The defense of Ante Gotovina and Mladen Markac challenged the evidence given by Mira Grubor by video footage taken in those days in the Knin Hospital. It shows no damage to the hospital building. What is also seen is that the new hospital administration, established on 6 August 1995, took on a group of Serb doctors and medical personnel who decided to stay, and continued to treat Serbian patients that had not been evacuated to the UN base. The defense showed footage of surgeon Dr Torbica who made two statements describing the conduct of the Croatian soldiers who had entered the hospital first on 5 August 1995 as ‘very correct’.
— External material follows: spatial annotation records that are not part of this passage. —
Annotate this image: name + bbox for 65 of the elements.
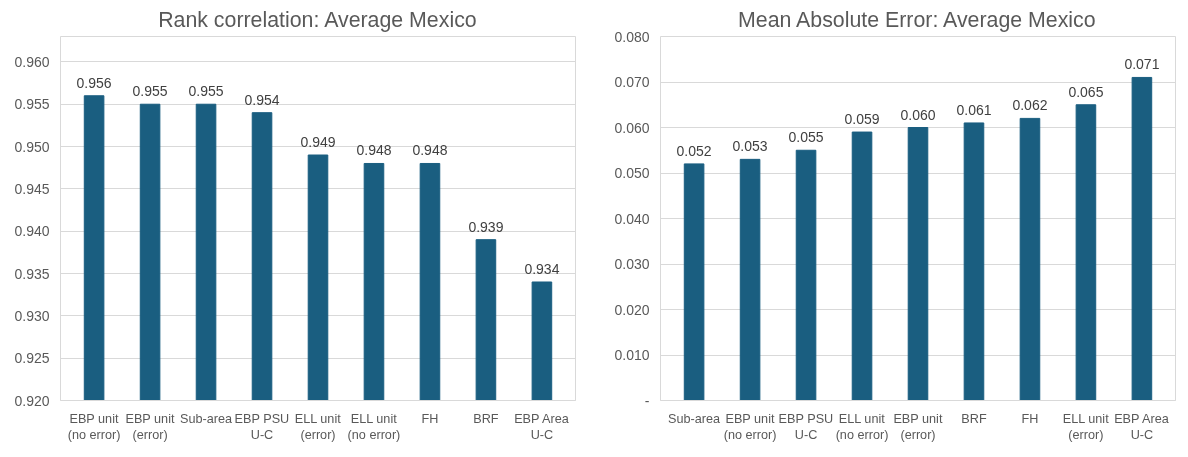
data-label: 0.060 xyxy=(900,106,936,123)
bar xyxy=(851,131,873,401)
data-label: 0.059 xyxy=(844,111,880,128)
y-tick-label: 0.040 xyxy=(614,210,650,227)
x-tick-label: ELL unit (error) xyxy=(1062,411,1110,443)
bar xyxy=(1131,76,1153,401)
x-tick-label: ELL unit (error) xyxy=(294,411,342,443)
y-tick-label: 0.935 xyxy=(14,265,50,282)
x-tick-label: BRF xyxy=(473,411,499,426)
chart-title: Mean Absolute Error: Average Mexico xyxy=(738,7,1096,32)
data-label: 0.948 xyxy=(356,142,392,159)
y-tick-label: 0.945 xyxy=(14,180,50,197)
y-tick-label: 0.950 xyxy=(14,138,50,155)
x-tick-label: EBP Area U-C xyxy=(514,411,570,443)
chart-title: Rank correlation: Average Mexico xyxy=(158,7,477,32)
x-tick-label: EBP PSU U-C xyxy=(778,411,834,443)
data-label: 0.071 xyxy=(1124,56,1160,73)
y-tick-label: 0.955 xyxy=(14,96,50,113)
y-tick-label: 0.030 xyxy=(614,256,650,272)
bar xyxy=(683,163,705,401)
y-tick-label: 0.020 xyxy=(614,301,650,318)
x-tick-label: EBP unit (error) xyxy=(893,411,943,443)
y-tick-label: 0.070 xyxy=(614,74,650,90)
data-label: 0.948 xyxy=(412,142,448,159)
data-label: 0.934 xyxy=(524,260,560,277)
x-tick-label: EBP unit (no error) xyxy=(67,411,121,443)
x-tick-label: EBP Area U-C xyxy=(1114,411,1170,443)
data-label: 0.065 xyxy=(1068,83,1104,100)
y-tick-label: 0.080 xyxy=(614,28,650,45)
bar xyxy=(1019,117,1041,401)
x-tick-label: ELL unit (no error) xyxy=(347,411,401,443)
x-tick-label: ELL unit (no error) xyxy=(835,411,889,443)
y-tick-label: 0.940 xyxy=(14,223,50,240)
data-label: 0.052 xyxy=(676,142,712,159)
y-tick-label: 0.050 xyxy=(614,165,650,181)
x-tick-label: FH xyxy=(421,411,439,426)
data-label: 0.055 xyxy=(788,129,824,146)
y-tick-label: 0.920 xyxy=(14,392,50,409)
y-tick-label: 0.925 xyxy=(14,350,50,367)
x-tick-label: EBP unit (no error) xyxy=(723,411,777,443)
data-label: 0.956 xyxy=(76,74,112,91)
x-tick-label: FH xyxy=(1021,411,1039,426)
data-label: 0.954 xyxy=(244,91,280,108)
data-label: 0.939 xyxy=(468,218,504,235)
data-label: 0.062 xyxy=(1012,97,1048,114)
y-tick-label: - xyxy=(644,392,650,409)
x-tick-label: EBP unit (error) xyxy=(125,411,175,443)
data-label: 0.949 xyxy=(300,134,336,151)
y-tick-label: 0.960 xyxy=(14,53,50,70)
bar xyxy=(739,158,761,401)
x-tick-label: BRF xyxy=(961,411,987,426)
data-label: 0.061 xyxy=(956,101,992,118)
x-tick-label: Sub-area xyxy=(668,411,722,426)
data-label: 0.053 xyxy=(732,138,768,155)
bar xyxy=(795,149,817,401)
data-label: 0.955 xyxy=(188,83,224,100)
y-tick-label: 0.060 xyxy=(614,119,650,136)
bar xyxy=(963,122,985,401)
x-tick-label: EBP PSU U-C xyxy=(234,411,290,443)
bar xyxy=(907,127,929,401)
x-tick-label: Sub-area xyxy=(180,411,234,426)
y-tick-label: 0.930 xyxy=(14,307,50,324)
y-tick-label: 0.010 xyxy=(614,347,650,363)
bar xyxy=(1075,104,1097,401)
data-label: 0.955 xyxy=(132,83,168,100)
According to the defense, the large number of injured Mira Grubor mentioned in her statement is a consequence of the fact that the Knin Hospital was the only medical facility in that area with an operations room. All the injured persons from Sector South were transferred there. The witness confirmed this. The defense contested Grubor’s claim that there were about 120 bodies with a document issued by the Croatian interior ministry listing only sixteen bodies in the hospital morgue on 5 August 1995. Despite the fact that she didn’t go to the morgue in person, she remained adamant that she heard from the personnel that often went to the morgue that there were more than a hundred bodies there and that they ran out of storage space.

The trial of generals Gotovina, Cermak and Markac continues tomorrow with the evidence of a former UN military observer in Sector South in Krajina.